TW: Sexual assault/rape
Earlier this year, a woman was put under disciplinary action at her high school for not wearing a bra. That’s right. The shape of her nipples could be vaguely seen protruding through the opaque fabric of her shirt, and so obviously, it was only right that she got sent home. After all, how could we expect the men in her class to control themselves?
I mean, just because we expect women to control their sexual urges (do women even have those?) when they see the outline of a man’s nipples through his shirt, doesn’t mean we can expect the same from men. It would be so unfair of us to expect men to behave like decent human beings when they’re clearly controlled by their animal instincts, unlike women, whom everyone knows are naturally non-sexual beings.
Who does this girl think she is anyways? Wasn’t she taught, like the rest of us, that men are boorish creatures, unable to and unexpected to be able to control their animalistic urges? That as women, it is our duty to keep men morally upright?
It’s not even that hard to do. As women, we have full control over a man’s mind based on our outfit. It goes without saying, for instance, that if a boy sees a female classmate’s shoulder, the poor thing will be so distracted by the girl’s obvious attempt to seduce him that he won’t be able learn. Thus it is the girl who is either pulled out of class to go change or is sent home, being duly taught the important lesson that a boy’s education is intrinsically more important than her own, and that women are ultimately held accountable for the sins of men.
I, myself, had to learn these lessons the hard way. But luckily for me, my mature, capable high school leaders set me straight, teaching me the important lesson every girl should learn: that my body is something to be ashamed of and that I must cover it up or risk single-handedly robbing all the innocent men in my class of the education they deserve.
Thank you, public school, for teaching an entire generation of women to view their bodies this way. Thanks to you, men’s right to an education is at last protected.
After all, it’s only natural that women be viewed as evil seductresses simply for having bodies, and likewise, for men to be treated like sub-human beasts whose intrinsic desire to mate outweighs any kind of intelligent or moral capability.
Although disgusting movements like feminism have threatened to smash these stereotypes, thankfully, many parents are still imparting these important values onto their children.

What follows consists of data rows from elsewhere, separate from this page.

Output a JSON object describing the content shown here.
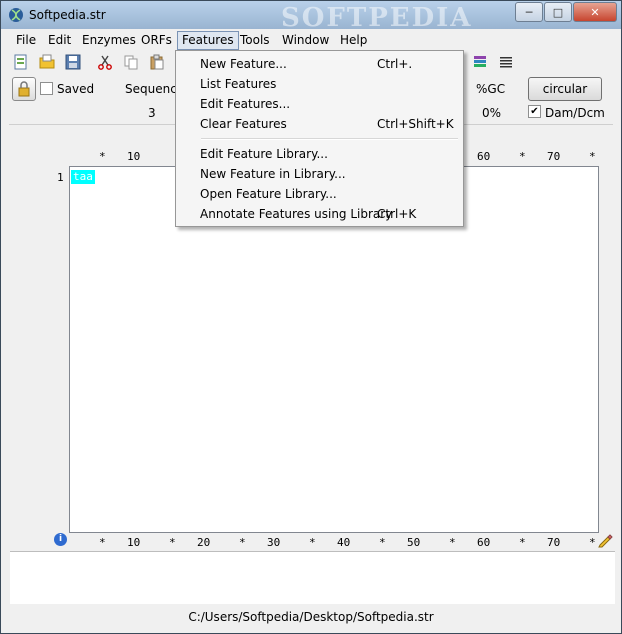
{
  "window": {
    "title": "Softpedia.str",
    "watermark": "SOFTPEDIA",
    "minimize_glyph": "─",
    "maximize_glyph": "□",
    "close_glyph": "✕"
  },
  "menubar": {
    "items": [
      "File",
      "Edit",
      "Enzymes",
      "ORFs",
      "Features",
      "Tools",
      "Window",
      "Help"
    ],
    "active": "Features"
  },
  "info": {
    "saved_label": "Saved",
    "sequence_label": "Sequence",
    "sequence_value": "3",
    "gc_label": "%GC",
    "gc_value": "0%",
    "circular_button": "circular",
    "dam_dcm_label": "Dam/Dcm",
    "dam_dcm_checked": true,
    "saved_checked": false
  },
  "ruler": {
    "marks": [
      "*",
      "10",
      "*",
      "20",
      "*",
      "30",
      "*",
      "40",
      "*",
      "50",
      "*",
      "60",
      "*",
      "70",
      "*"
    ],
    "top_visible": [
      "*",
      "10",
      "60",
      "*",
      "70",
      "*"
    ]
  },
  "sequence": {
    "row_number": "1",
    "text": "taa"
  },
  "features_menu": {
    "items": [
      {
        "label": "New Feature...",
        "shortcut": "Ctrl+."
      },
      {
        "label": "List Features",
        "shortcut": ""
      },
      {
        "label": "Edit Features...",
        "shortcut": ""
      },
      {
        "label": "Clear Features",
        "shortcut": "Ctrl+Shift+K"
      },
      {
        "label": "Edit Feature Library...",
        "shortcut": ""
      },
      {
        "label": "New Feature in Library...",
        "shortcut": ""
      },
      {
        "label": "Open Feature Library...",
        "shortcut": ""
      },
      {
        "label": "Annotate Features using Library",
        "shortcut": "Ctrl+K"
      }
    ]
  },
  "status": {
    "path": "C:/Users/Softpedia/Desktop/Softpedia.str"
  },
  "icons": {
    "app": "dna-app-icon",
    "info": "info-icon",
    "edit": "pencil-icon",
    "lock": "lock-icon"
  }
}
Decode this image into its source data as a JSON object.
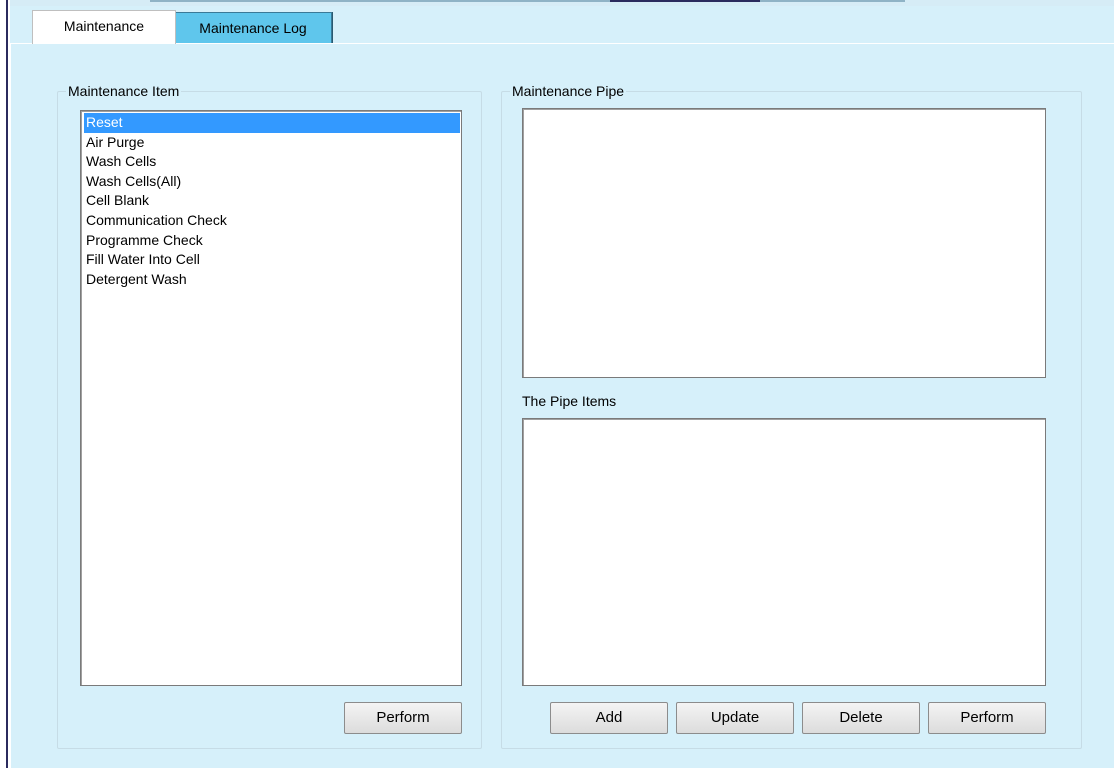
{
  "tabs": [
    {
      "label": "Maintenance",
      "active": true
    },
    {
      "label": "Maintenance Log",
      "active": false
    }
  ],
  "maintenance_item": {
    "title": "Maintenance Item",
    "items": [
      "Reset",
      "Air Purge",
      "Wash Cells",
      "Wash Cells(All)",
      "Cell Blank",
      "Communication Check",
      "Programme Check",
      "Fill Water Into Cell",
      "Detergent Wash"
    ],
    "selected": "Reset",
    "perform_label": "Perform"
  },
  "maintenance_pipe": {
    "title": "Maintenance Pipe",
    "pipes": [],
    "pipe_items_title": "The Pipe Items",
    "pipe_items": [],
    "buttons": {
      "add": "Add",
      "update": "Update",
      "delete": "Delete",
      "perform": "Perform"
    }
  },
  "colors": {
    "background": "#d6f0fa",
    "active_tab": "#ffffff",
    "inactive_tab": "#5fc6ec",
    "selection": "#3399ff"
  }
}
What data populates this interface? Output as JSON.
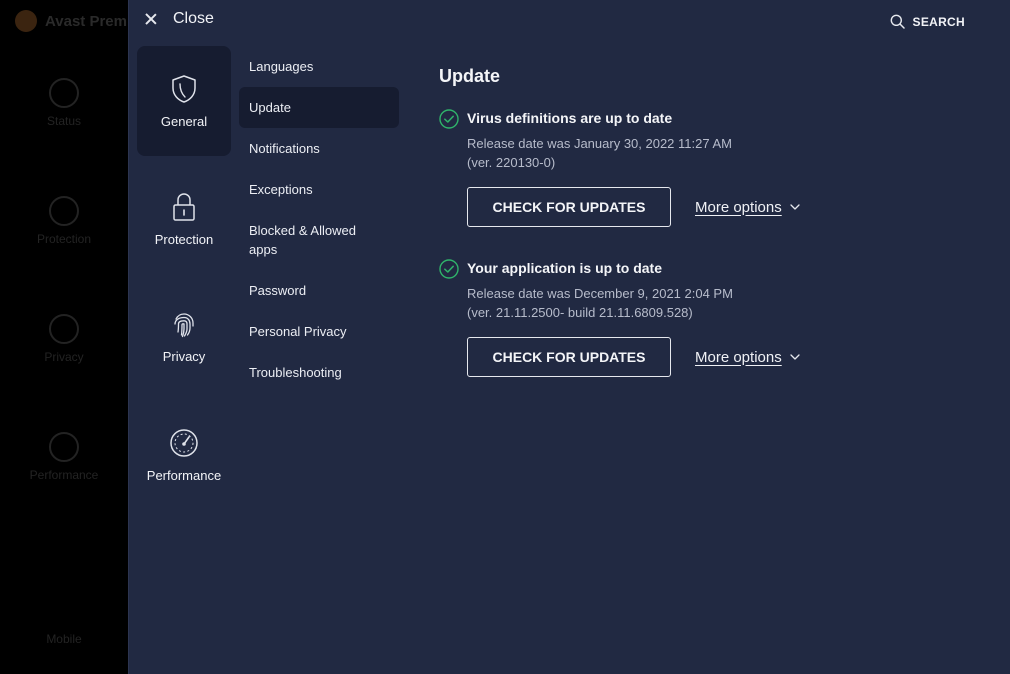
{
  "background_app": {
    "logo_text": "Avast Premi",
    "nav": [
      "Status",
      "Protection",
      "Privacy",
      "Performance",
      "Mobile"
    ]
  },
  "topbar": {
    "close_label": "Close",
    "search_label": "SEARCH"
  },
  "categories": [
    {
      "label": "General",
      "icon": "shield-icon",
      "active": true
    },
    {
      "label": "Protection",
      "icon": "lock-icon",
      "active": false
    },
    {
      "label": "Privacy",
      "icon": "fingerprint-icon",
      "active": false
    },
    {
      "label": "Performance",
      "icon": "speedometer-icon",
      "active": false
    }
  ],
  "submenu": [
    {
      "label": "Languages"
    },
    {
      "label": "Update",
      "active": true
    },
    {
      "label": "Notifications"
    },
    {
      "label": "Exceptions"
    },
    {
      "label": "Blocked & Allowed apps"
    },
    {
      "label": "Password"
    },
    {
      "label": "Personal Privacy"
    },
    {
      "label": "Troubleshooting"
    }
  ],
  "main": {
    "title": "Update",
    "blocks": [
      {
        "title": "Virus definitions are up to date",
        "release": "Release date was January 30, 2022 11:27 AM",
        "version": "(ver. 220130-0)",
        "button": "CHECK FOR UPDATES",
        "more": "More options"
      },
      {
        "title": "Your application is up to date",
        "release": "Release date was December 9, 2021 2:04 PM",
        "version": "(ver. 21.11.2500- build 21.11.6809.528)",
        "button": "CHECK FOR UPDATES",
        "more": "More options"
      }
    ]
  },
  "colors": {
    "overlay_bg": "#212942",
    "active_bg": "#161c30",
    "check_green": "#2fb36a"
  }
}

The parents of Brock Turner, for instance, clearly succeeded in teaching their son what public schools have been trying to teach us all along: that men, no matter how heinous their crimes, simply cannot be held accountable for their own actions. These parents deserve an award for how deeply they’ve instilled these values in their completely innocent son, who literally raped an unconscious woman and was still somehow able to blame her for it. Only someone upon whom these values have been deeply engrained could find the sheer inner-strength to do such a thing.

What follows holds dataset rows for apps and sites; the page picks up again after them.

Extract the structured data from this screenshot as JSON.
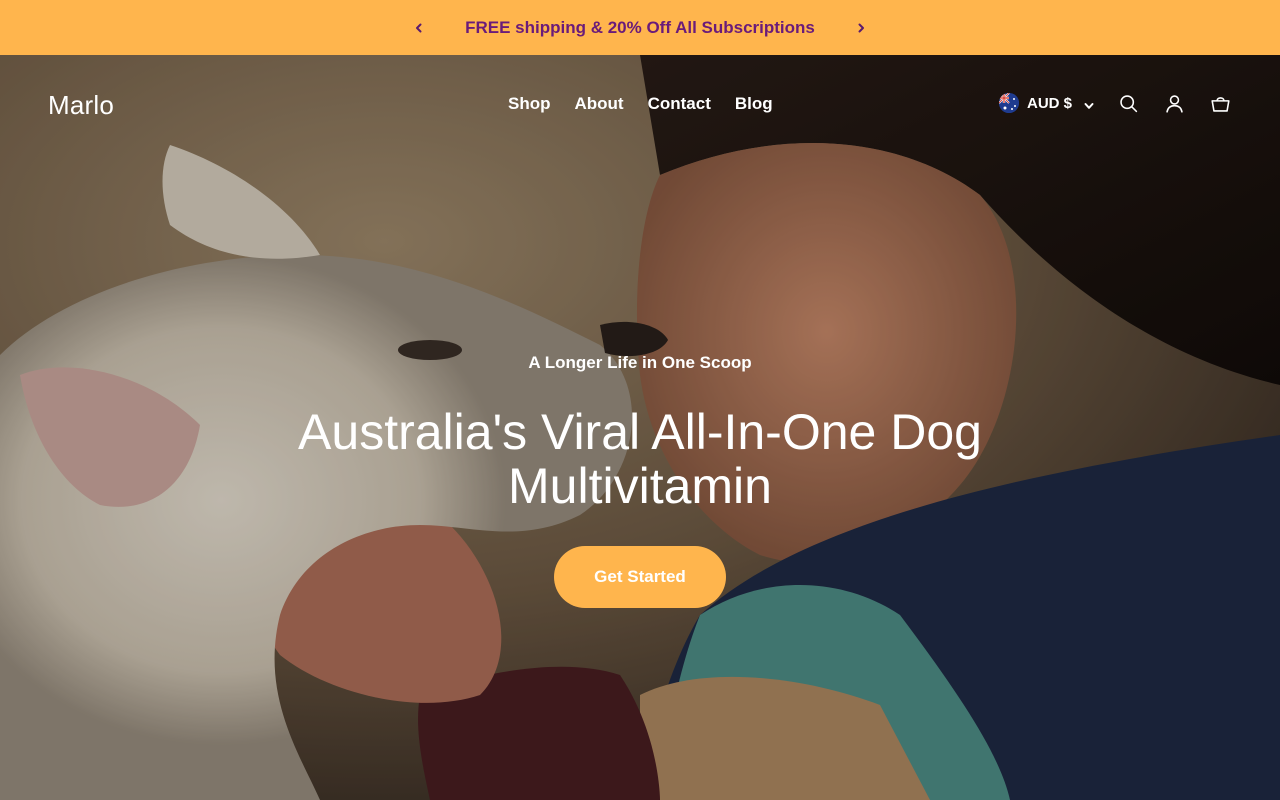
{
  "announcement": {
    "text": "FREE shipping & 20% Off All Subscriptions",
    "prev_icon": "chevron-left-icon",
    "next_icon": "chevron-right-icon",
    "background": "#ffb54d",
    "text_color": "#6a1b7a"
  },
  "header": {
    "logo": "Marlo",
    "nav": [
      {
        "label": "Shop"
      },
      {
        "label": "About"
      },
      {
        "label": "Contact"
      },
      {
        "label": "Blog"
      }
    ],
    "currency": {
      "label": "AUD $",
      "flag": "australia-flag-icon"
    },
    "icons": [
      "search-icon",
      "account-icon",
      "cart-icon"
    ]
  },
  "hero": {
    "tagline": "A Longer Life in One Scoop",
    "headline": "Australia's Viral All-In-One Dog Multivitamin",
    "cta_label": "Get Started",
    "accent": "#ffb54d"
  }
}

Yeah, some people got upset that he only spent 3 months in the slammer, but if anything that was a harsh sentence seeing as how the woman was drunk. I mean honestly, how can we expect men to not be rapists when a woman is drunk? Men just don’t have the kind of incredible moral strength and resistance it takes to keep from raping a drunk woman.
Luckily, these ideals are so deeply instilled in us from such a young age, and so dearly clung to by so many, that it is likely to be a long, long time before those pesky feminists can get us to stop shaming women for literally everything.
Seriously though. Women are the world’s favorite scapegoat, taking the blame for men’s mistakes, the fall of entire nations and even sin itself. Let’s cut the sarcasm for a second and take good, hard look at ourselves. Do we really want to be a society that continually shames half its population for everything from being assaulted to having basic human anatomy?
Feature image source: Flickr Creative Commons
2 thoughts on “Cover Up, Ladies”
I love the sarcasm! I think the ending is a bit of an over generalization, though. It would be interesting to look into how we, through the way we dress/speak/act helps perpetuate or enable these patriarchal thoughts.
@breakinglinea I think you make a very good point. My argument was kind of that we, as women don’t have control over how we are perceived, that no matter what we do we are “wrong” because we have become a scapegoat. I was essentially critiquing society because it seems as though we are seen as sexual objects and temptresses just for having bodies (something we obviously can’t help) – like, regardless of what we say or how we dress or how we act. I do agree with you though that this could be a very interesting topic of exploration. Do we have power over these perceptions? In what way can we change them? Definitely questions worth asking.